Aug
26
Best Day to Send Email Marketing Messages
August 26, 2006 | Anita Campbell
EROI.com has come out with a new survey on the best day of the week to send email for marketing purposes.
For business customers, the best day is Tuesday. The worst days: Thursday and Friday.
For consumer customers, pretty much the opposite holds true: the best day is Friday.
But these statistics bear some explanation.
My own experience with my email newsletter is that Thursdays and Fridays are actually good days to send email to entrepreneurs and small business owners / managers. I’ve found that open rates for email delivered on those days, can be as much as 5% points higher than email delivered on Mondays. And when you are dealing with open rates at around 40% as I am, an extra 5% is huge.
Why the discrepancy? It goes back to something I’ve said numerous times before. When it comes to their purchasing behaviors, small business owners and entrepreneurs often behave more akin to consumers than to Fortune 500 employees.
That’s especially true the smaller the business. When you are dealing with small businesses of 10 employees and under, all the way down to sole proprietors, the business owner tends to research purchases and make buying decisions more like a consumer. He or she tends to want more self-serve options. Online research sources written in plain English are more important. Product and service choices tend to have more overlap with consumer products and services than with enterprise versions.
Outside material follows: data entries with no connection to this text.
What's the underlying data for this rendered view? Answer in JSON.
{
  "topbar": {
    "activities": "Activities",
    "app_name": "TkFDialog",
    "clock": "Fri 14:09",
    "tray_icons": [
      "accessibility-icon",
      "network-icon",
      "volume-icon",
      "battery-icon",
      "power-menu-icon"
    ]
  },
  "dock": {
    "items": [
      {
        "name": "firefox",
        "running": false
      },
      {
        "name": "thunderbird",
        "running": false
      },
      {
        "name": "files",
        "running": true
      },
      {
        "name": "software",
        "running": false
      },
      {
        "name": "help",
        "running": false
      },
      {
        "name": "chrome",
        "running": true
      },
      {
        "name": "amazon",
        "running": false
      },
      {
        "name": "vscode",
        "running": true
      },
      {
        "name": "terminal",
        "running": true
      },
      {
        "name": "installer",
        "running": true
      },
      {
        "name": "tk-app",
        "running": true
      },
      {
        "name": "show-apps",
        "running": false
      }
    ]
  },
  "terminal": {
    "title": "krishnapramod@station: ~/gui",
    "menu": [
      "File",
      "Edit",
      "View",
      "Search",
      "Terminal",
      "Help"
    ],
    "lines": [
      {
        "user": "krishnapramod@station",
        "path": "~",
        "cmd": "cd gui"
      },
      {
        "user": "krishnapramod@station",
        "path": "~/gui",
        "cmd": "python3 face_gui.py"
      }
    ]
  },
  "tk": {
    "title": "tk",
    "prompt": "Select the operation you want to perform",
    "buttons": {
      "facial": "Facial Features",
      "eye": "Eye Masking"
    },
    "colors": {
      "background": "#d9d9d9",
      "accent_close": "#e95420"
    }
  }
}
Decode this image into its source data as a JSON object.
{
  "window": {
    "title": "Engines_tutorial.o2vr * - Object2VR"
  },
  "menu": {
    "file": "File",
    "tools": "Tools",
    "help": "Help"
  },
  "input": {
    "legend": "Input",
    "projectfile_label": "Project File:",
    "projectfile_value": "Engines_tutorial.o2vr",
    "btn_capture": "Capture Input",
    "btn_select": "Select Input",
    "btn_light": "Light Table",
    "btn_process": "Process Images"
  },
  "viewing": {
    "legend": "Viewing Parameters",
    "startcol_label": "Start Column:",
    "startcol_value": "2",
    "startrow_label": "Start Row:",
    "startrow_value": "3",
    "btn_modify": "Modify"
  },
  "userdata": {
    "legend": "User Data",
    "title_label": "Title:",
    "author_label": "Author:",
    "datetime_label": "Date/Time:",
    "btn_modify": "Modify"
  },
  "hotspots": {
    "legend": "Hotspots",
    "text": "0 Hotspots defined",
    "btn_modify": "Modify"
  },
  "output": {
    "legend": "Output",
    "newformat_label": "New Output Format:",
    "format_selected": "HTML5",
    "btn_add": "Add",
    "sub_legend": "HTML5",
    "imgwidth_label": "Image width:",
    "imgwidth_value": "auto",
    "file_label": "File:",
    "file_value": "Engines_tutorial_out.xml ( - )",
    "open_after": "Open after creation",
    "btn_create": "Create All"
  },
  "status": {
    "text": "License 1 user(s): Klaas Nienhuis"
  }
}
And how the small business owner uses his or her time tends to follow consumer patterns. Often the weekends are prime time to look at new products and catch up on newsletter reading, whereas on the weekdays they are caught up in running their businesses. In the case of my newsletter, I’ve noticed, for instance, a nice percentage of the opens come over the weekend. Saturday morning and Sunday evening both bring blips in open rates.
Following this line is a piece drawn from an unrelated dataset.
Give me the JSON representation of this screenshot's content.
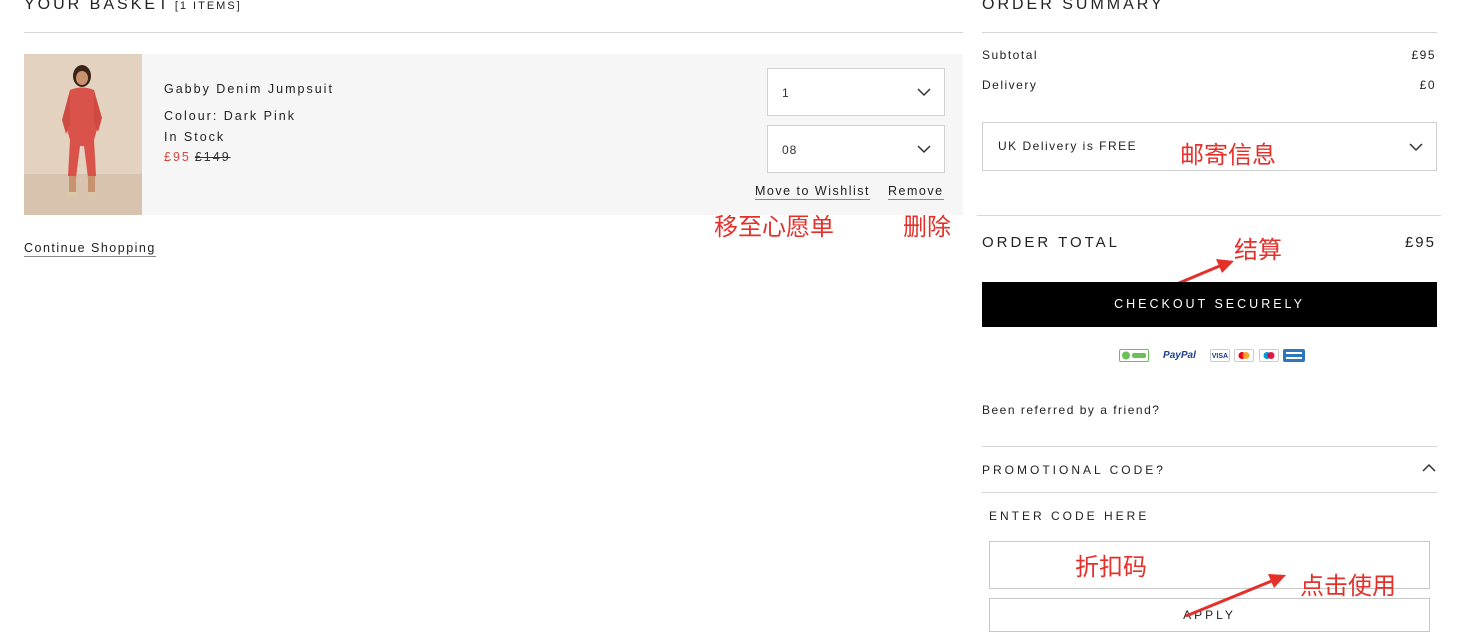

If owners and managers in very small businesses behave more like consumers, then you have to try to reach them more like how you reach consumers.
Lesson: perhaps the B-to-C statistic is more relevant when trying to reach small business owners, than the B-to-B statistic.
I would be interested to hear others’ experiences. Is my situation unusual, or do you have similar experiences when emailing small business owners?
Hat tip to Chris Brown at Branding and Marketing blog for the link.